Resident The Christ Hospital Health Network, United States
Introduction: Chilaiditi sign is a benign finding seen on radiographic imaging when the bowel becomes interposed between the right hemidiaphragm and liver, occasionally showing visible haustra. Chilaiditi syndrome is the clinical manifestation consisting of abdominal pain and other gastrointestinal symptoms, respiratory distress, or cardiac symptoms that may be worse at night. There is approximately a 1% incidence that increases with age and male gender. Diagnosis of Chilaiditi sign requires 3 radiologic findings: the right hemidiaphragm must be elevated above the liver by the intestine, the bowel must be distended with air to show pseudo-pneumoperitoneum, and the superior margin of the liver must be depressed below the level of the left hemidiaphragm. Asymptomatic patients are treated conservatively once pneumoperitoneum is ruled out. Symptomatic patients can be treated conservatively, with repeat imaging to monitor resolution. Surgery may be indicated if the patient is unresponsive to conservative management, obstruction does not resolve, or if there is evidence of bowel ischemia.
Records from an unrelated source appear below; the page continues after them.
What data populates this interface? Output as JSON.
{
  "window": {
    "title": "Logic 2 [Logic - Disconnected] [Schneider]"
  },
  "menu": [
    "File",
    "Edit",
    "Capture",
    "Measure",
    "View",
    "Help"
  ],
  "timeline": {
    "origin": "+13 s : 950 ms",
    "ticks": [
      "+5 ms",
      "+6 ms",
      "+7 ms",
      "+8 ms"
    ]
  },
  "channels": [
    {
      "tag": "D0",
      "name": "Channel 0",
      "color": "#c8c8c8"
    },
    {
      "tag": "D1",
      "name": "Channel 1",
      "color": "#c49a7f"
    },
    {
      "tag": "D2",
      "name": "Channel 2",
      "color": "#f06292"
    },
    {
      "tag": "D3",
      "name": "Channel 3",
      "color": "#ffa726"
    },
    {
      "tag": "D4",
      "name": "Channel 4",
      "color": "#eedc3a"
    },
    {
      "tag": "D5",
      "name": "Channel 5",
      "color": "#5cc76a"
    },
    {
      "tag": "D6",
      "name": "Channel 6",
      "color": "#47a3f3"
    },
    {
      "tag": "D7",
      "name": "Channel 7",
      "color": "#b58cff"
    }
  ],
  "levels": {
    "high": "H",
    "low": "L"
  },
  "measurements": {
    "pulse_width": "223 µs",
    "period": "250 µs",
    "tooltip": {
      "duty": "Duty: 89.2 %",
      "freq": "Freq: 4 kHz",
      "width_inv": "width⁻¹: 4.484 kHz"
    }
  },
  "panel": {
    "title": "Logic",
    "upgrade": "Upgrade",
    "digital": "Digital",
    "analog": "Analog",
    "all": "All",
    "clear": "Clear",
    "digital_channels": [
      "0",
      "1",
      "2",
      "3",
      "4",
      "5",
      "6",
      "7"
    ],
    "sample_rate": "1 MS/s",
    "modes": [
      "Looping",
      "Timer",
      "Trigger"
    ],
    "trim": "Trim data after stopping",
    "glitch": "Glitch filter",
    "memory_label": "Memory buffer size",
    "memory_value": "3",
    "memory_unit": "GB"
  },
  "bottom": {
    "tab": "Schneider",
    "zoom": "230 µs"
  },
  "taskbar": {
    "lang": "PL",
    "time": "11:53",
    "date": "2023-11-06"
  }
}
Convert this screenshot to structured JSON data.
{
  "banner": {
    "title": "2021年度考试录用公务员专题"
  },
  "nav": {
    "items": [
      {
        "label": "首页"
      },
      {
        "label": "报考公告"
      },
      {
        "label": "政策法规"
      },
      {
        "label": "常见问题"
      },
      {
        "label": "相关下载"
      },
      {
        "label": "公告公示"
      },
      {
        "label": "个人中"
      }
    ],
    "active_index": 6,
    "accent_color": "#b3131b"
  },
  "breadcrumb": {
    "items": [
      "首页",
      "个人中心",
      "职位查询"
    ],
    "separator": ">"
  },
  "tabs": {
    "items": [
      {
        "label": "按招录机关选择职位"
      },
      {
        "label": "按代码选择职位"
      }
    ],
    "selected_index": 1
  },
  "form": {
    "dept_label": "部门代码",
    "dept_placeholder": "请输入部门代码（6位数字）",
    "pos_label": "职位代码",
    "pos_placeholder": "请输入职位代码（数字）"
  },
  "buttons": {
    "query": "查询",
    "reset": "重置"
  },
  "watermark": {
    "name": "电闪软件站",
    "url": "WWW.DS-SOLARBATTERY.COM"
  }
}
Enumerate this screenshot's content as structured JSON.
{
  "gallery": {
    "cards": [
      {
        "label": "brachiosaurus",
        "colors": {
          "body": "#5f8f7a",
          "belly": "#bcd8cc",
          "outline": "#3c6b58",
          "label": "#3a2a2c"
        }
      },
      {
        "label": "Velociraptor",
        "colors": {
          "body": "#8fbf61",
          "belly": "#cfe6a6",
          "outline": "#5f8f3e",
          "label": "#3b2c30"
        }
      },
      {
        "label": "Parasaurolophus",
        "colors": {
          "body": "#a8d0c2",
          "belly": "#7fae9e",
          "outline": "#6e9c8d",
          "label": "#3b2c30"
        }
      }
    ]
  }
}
Description: An 85 year-old male with past medical history significant for Alzheimer disease, coronary artery disease, aortic stenosis, hypertension, bladder and prostate cancer who presented with shortness of breath post-op day 4 status post left femoral-popliteal bypass for repair of left popliteal artery aneurysm. Chest X-ray (CXR) on 6/30/24 with some concern for pneumoperitoneum. Case was discussed with the radiologist who read the study and confirmed Chilaiditi sign. Further chart review revealed chest computed tomography (CT) on 6/12/24 that showed colon between the liver and the right hemidiaphragm. Pseudo-pneumoperitoneum resolved on CXR on 7/3/24. Given patient was asymptomatic, no acute intervention was indicated. Patient’s dyspnea was likely caused by postoperative pulmonary insufficiency and atelectasis. Hospital course was further complicated by delirium, AFib with RVR, ESBL UTI, and hypotension.
Discussion: Mistaking bowel gas for free air can drastically alter patient management and add to the problem of unnecessary healthcare expenditure. This case demonstrates the importance of clinical correlation between radiographic findings and patient symptomatology in addition to multidisciplinary communication.